An Expert’s Dilemma

January 13, 2024
4 mins read

On knowledge, Experts and Predictive Judgements
 
By Wambui Mwangi
 
It has been the bane of my existence for at least 20 years now that people, on learning what I do, feel compelled, nay, morally impelled, to ask me what I think will happen to South Africa’s future, or who will win the next Kenyan elections, or indeed, what is going to happen to Liberia in a few years.
 
So much for us, the experts. When people ask me about what is going to happen, I am unfortunately wont to respond that I happen not to be carrying my crystal ball that day…a consequence of my sheer fatigue at having to answer this question several times a month, as if I am some Delphic Oracle.Please do not get me wrong.

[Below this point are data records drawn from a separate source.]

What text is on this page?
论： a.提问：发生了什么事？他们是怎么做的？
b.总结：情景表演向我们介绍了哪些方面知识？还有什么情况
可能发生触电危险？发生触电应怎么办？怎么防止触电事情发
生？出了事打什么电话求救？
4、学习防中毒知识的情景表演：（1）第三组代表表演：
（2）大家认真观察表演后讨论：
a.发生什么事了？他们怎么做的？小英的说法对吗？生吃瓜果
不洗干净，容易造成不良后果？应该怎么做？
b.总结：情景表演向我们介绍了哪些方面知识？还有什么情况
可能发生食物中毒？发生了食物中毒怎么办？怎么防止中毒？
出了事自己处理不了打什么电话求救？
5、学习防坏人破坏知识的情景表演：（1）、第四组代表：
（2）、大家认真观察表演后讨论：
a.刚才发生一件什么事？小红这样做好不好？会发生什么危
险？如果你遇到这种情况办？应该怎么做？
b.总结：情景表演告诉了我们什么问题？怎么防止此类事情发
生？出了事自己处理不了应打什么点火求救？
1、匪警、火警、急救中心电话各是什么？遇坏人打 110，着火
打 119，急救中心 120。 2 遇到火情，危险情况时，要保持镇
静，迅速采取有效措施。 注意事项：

I am not, as has become fashionable, demeaning the very real expertise that people who have studied a subject for a long time acquire in that subject.
 
I am quite willing to bet, for example, that I know more about monetary arrangements in early 20th Century East Africa than most people in the world, give or take five or six individuals.
 
I also know how to theorise about money in its social and political aspects as well as perhaps the one hundred top practitioners in the field can (I exclude the economists, who think of money quite differently.)
 
What I do not know is what is going to happen to Kenyan currency three years from now, or indeed, why. Nor do I know anything about the future of interest rates. We, the “experts” deal in theories. A theory is an idea that can make sense of a large set of observed phenomena and link them together in ways that are both satisfying and reasonable, sometimes unexpected and hopefully inspiring and leading to further questions and further investigations.
 
It doesn’t necessarily have to be right — although it has to pass some stringent intellectual tests to be promoted to the status of theory—it is possible that more wrong theories have led to greater advances in our thinking than right theories ever have.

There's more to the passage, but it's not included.